Thatcher’s Blue Labour heirs, Tony Blair and Gordon Brown continued the worship of money and Murdoch. Blair continuously abased himself before the media baron. Brown did the same. Murdoch press editors became regular guests at official residences; their own private parties regularly attended by Prime Ministers and their entourage. Just yesterday Murdoch said that he and Gordon Brown met regularly. Their families became friends.
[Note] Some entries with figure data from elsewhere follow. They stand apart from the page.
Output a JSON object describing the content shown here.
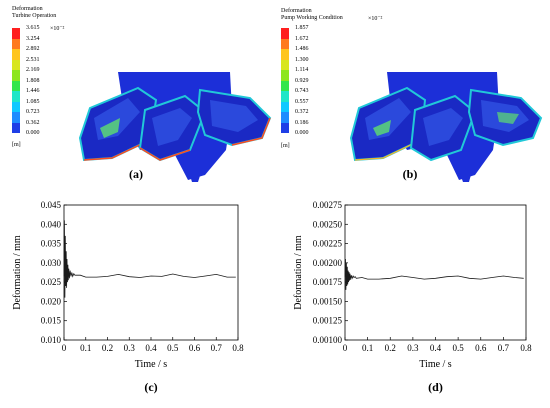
{
  "colors": {
    "legend": [
      "#1f3ee6",
      "#1f8cff",
      "#10c8ff",
      "#1fe6c8",
      "#33e64d",
      "#8ce61f",
      "#d8e61f",
      "#ffc51f",
      "#ff7a1f",
      "#ff1f1f"
    ],
    "blade_dark": "#1a29c4",
    "blade_mid": "#2f4fe0",
    "blade_light": "#21c8d8",
    "blade_green": "#5fe06e",
    "hub": "#1c2fd8"
  },
  "panel_a": {
    "title_line1": "Deformation",
    "title_line2": "Turbine Operation",
    "exponent": "×10⁻²",
    "labels": [
      "3.615",
      "3.254",
      "2.892",
      "2.531",
      "2.169",
      "1.808",
      "1.446",
      "1.085",
      "0.723",
      "0.362",
      "0.000"
    ],
    "unit": "[m]",
    "caption": "(a)"
  },
  "panel_b": {
    "title_line1": "Deformation",
    "title_line2": "Pump Working Condition",
    "exponent": "×10⁻²",
    "labels": [
      "1.857",
      "1.672",
      "1.486",
      "1.300",
      "1.114",
      "0.929",
      "0.743",
      "0.557",
      "0.372",
      "0.186",
      "0.000"
    ],
    "unit": "[m]",
    "caption": "(b)"
  },
  "chart_data": [
    {
      "type": "line",
      "caption": "(c)",
      "xlabel": "Time / s",
      "ylabel": "Deformation / mm",
      "xlim": [
        0,
        0.8
      ],
      "ylim": [
        0.01,
        0.045
      ],
      "xticks": [
        "0",
        "0.1",
        "0.2",
        "0.3",
        "0.4",
        "0.5",
        "0.6",
        "0.7",
        "0.8"
      ],
      "yticks": [
        "0.010",
        "0.015",
        "0.020",
        "0.025",
        "0.030",
        "0.035",
        "0.040",
        "0.045"
      ],
      "series": [
        {
          "x": [
            0,
            0.002,
            0.004,
            0.006,
            0.008,
            0.01,
            0.012,
            0.014,
            0.016,
            0.018,
            0.02,
            0.022,
            0.025,
            0.028,
            0.032,
            0.036,
            0.04,
            0.045,
            0.05,
            0.075,
            0.1,
            0.15,
            0.2,
            0.25,
            0.3,
            0.35,
            0.4,
            0.45,
            0.5,
            0.55,
            0.6,
            0.65,
            0.7,
            0.75,
            0.79
          ],
          "values": [
            0.0265,
            0.041,
            0.021,
            0.037,
            0.024,
            0.033,
            0.0235,
            0.031,
            0.025,
            0.0295,
            0.0255,
            0.0285,
            0.026,
            0.028,
            0.0265,
            0.0275,
            0.0265,
            0.0272,
            0.0268,
            0.0268,
            0.0263,
            0.0263,
            0.0265,
            0.027,
            0.0264,
            0.0262,
            0.0266,
            0.0265,
            0.0271,
            0.0265,
            0.0262,
            0.0266,
            0.027,
            0.0263,
            0.0263
          ]
        }
      ]
    },
    {
      "type": "line",
      "caption": "(d)",
      "xlabel": "Time / s",
      "ylabel": "Deformation / mm",
      "xlim": [
        0,
        0.8
      ],
      "ylim": [
        0.001,
        0.00275
      ],
      "xticks": [
        "0",
        "0.1",
        "0.2",
        "0.3",
        "0.4",
        "0.5",
        "0.6",
        "0.7",
        "0.8"
      ],
      "yticks": [
        "0.00100",
        "0.00125",
        "0.00150",
        "0.00175",
        "0.00200",
        "0.00225",
        "0.00250",
        "0.00275"
      ],
      "series": [
        {
          "x": [
            0,
            0.002,
            0.004,
            0.006,
            0.008,
            0.01,
            0.012,
            0.014,
            0.016,
            0.018,
            0.02,
            0.022,
            0.025,
            0.028,
            0.032,
            0.036,
            0.04,
            0.045,
            0.05,
            0.075,
            0.1,
            0.15,
            0.2,
            0.25,
            0.3,
            0.35,
            0.4,
            0.45,
            0.5,
            0.55,
            0.6,
            0.65,
            0.7,
            0.75,
            0.79
          ],
          "values": [
            0.00182,
            0.00205,
            0.00165,
            0.002,
            0.0017,
            0.00195,
            0.00172,
            0.0019,
            0.00175,
            0.00188,
            0.00177,
            0.00186,
            0.00178,
            0.00184,
            0.0018,
            0.00183,
            0.00181,
            0.00182,
            0.0018,
            0.00181,
            0.00179,
            0.00179,
            0.0018,
            0.00183,
            0.00181,
            0.00179,
            0.0018,
            0.00182,
            0.00183,
            0.0018,
            0.00179,
            0.00181,
            0.00183,
            0.00181,
            0.0018
          ]
        }
      ]
    }
  ]
}
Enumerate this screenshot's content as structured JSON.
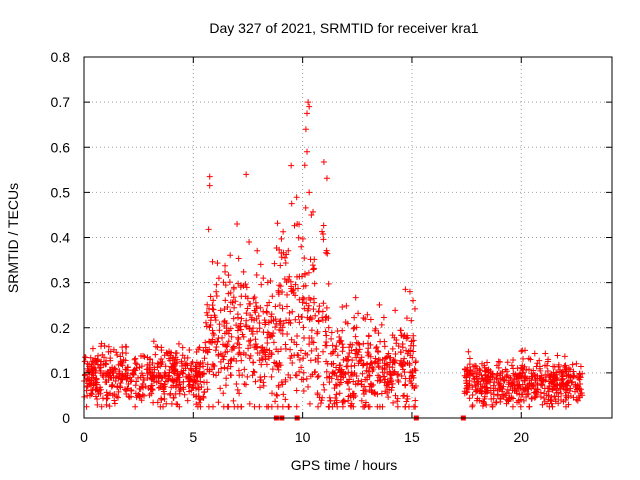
{
  "chart_data": {
    "type": "scatter",
    "title": "Day 327 of 2021, SRMTID for receiver kra1",
    "xlabel": "GPS time / hours",
    "ylabel": "SRMTID / TECUs",
    "xlim": [
      0,
      24.15
    ],
    "ylim": [
      0,
      0.8
    ],
    "xticks": [
      0,
      5,
      10,
      15,
      20
    ],
    "yticks": [
      0,
      0.1,
      0.2,
      0.3,
      0.4,
      0.5,
      0.6,
      0.7,
      0.8
    ],
    "ytick_labels": [
      "0",
      "0.1",
      "0.2",
      "0.3",
      "0.4",
      "0.5",
      "0.6",
      "0.7",
      "0.8"
    ],
    "grid": true,
    "marker": "+",
    "color": "#ff0000",
    "gap_hours": [
      15.2,
      17.3
    ],
    "series": [
      {
        "name": "SRMTID",
        "segments": [
          {
            "x_start": 0.0,
            "x_end": 5.5,
            "baseline": 0.09,
            "spread": 0.03,
            "max": 0.17
          },
          {
            "x_start": 5.5,
            "x_end": 8.8,
            "baseline": 0.17,
            "spread": 0.08,
            "max": 0.54
          },
          {
            "x_start": 8.8,
            "x_end": 11.2,
            "baseline": 0.2,
            "spread": 0.1,
            "max": 0.7
          },
          {
            "x_start": 11.2,
            "x_end": 15.2,
            "baseline": 0.11,
            "spread": 0.05,
            "max": 0.28
          },
          {
            "x_start": 17.4,
            "x_end": 22.8,
            "baseline": 0.075,
            "spread": 0.025,
            "max": 0.15
          }
        ],
        "notable_points": [
          {
            "x": 5.75,
            "y": 0.535
          },
          {
            "x": 5.75,
            "y": 0.515
          },
          {
            "x": 5.7,
            "y": 0.418
          },
          {
            "x": 7.0,
            "y": 0.43
          },
          {
            "x": 7.55,
            "y": 0.39
          },
          {
            "x": 9.5,
            "y": 0.475
          },
          {
            "x": 9.75,
            "y": 0.43
          },
          {
            "x": 10.15,
            "y": 0.64
          },
          {
            "x": 10.2,
            "y": 0.675
          },
          {
            "x": 10.25,
            "y": 0.7
          },
          {
            "x": 10.3,
            "y": 0.69
          },
          {
            "x": 10.2,
            "y": 0.59
          },
          {
            "x": 10.1,
            "y": 0.56
          },
          {
            "x": 10.3,
            "y": 0.5
          },
          {
            "x": 10.4,
            "y": 0.45
          },
          {
            "x": 14.7,
            "y": 0.285
          },
          {
            "x": 15.05,
            "y": 0.26
          },
          {
            "x": 20.0,
            "y": 0.148
          },
          {
            "x": 21.1,
            "y": 0.143
          }
        ],
        "zero_markers": [
          8.8,
          9.05,
          9.75,
          15.2,
          17.35
        ]
      }
    ]
  }
}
David Cameron followed suit, making it clear that despite his class background he could be just like Blair and embrace anyone and everything that linked big money and politics.

It was Peter Oborne, a journalist writing for the always-conservative Daily Telegraph who provided a coruscating pen-portrait of Cameron, suggesting that he had consciously descended to the sewer by becoming part of the louche Chipping Norton set:

“He should never have employed Andy Coulson, the News of the World editor, as his director of communications. He should never have cultivated Rupert Murdoch. And – the worst mistake of all – he should never have allowed himself to become a close friend of Rebekah Brooks, the chief executive of the media giant News International, whose departure from that company in shame and disgrace can only be a matter of time. We are talking about a pattern of behaviour here. Indeed, it might be better described as a course of action. Mr Cameron allowed himself to be drawn into a social coterie in which no respectable person, let alone a British prime minister, should be seen dead.”

Cameron has shown himself quite as authoritarian and opportunist as Blair in his handling of the party. But if the political lava from this volcanic scandal continues to flow, the British Prime Minister, currently wounded by the revelations might have little option but to fall on his sword. We have not reached that stage.

Meanwhile the trilateral consensus in the British Parliament will not break with neo-liberalism and its dogmas that are creating havoc throughout Europe. That is the problem which, unlike Murdoch’s battered media empire, won’t go away.

Tariq Ali is the author of The Duel: Pakistan on the Flightpath of American Power.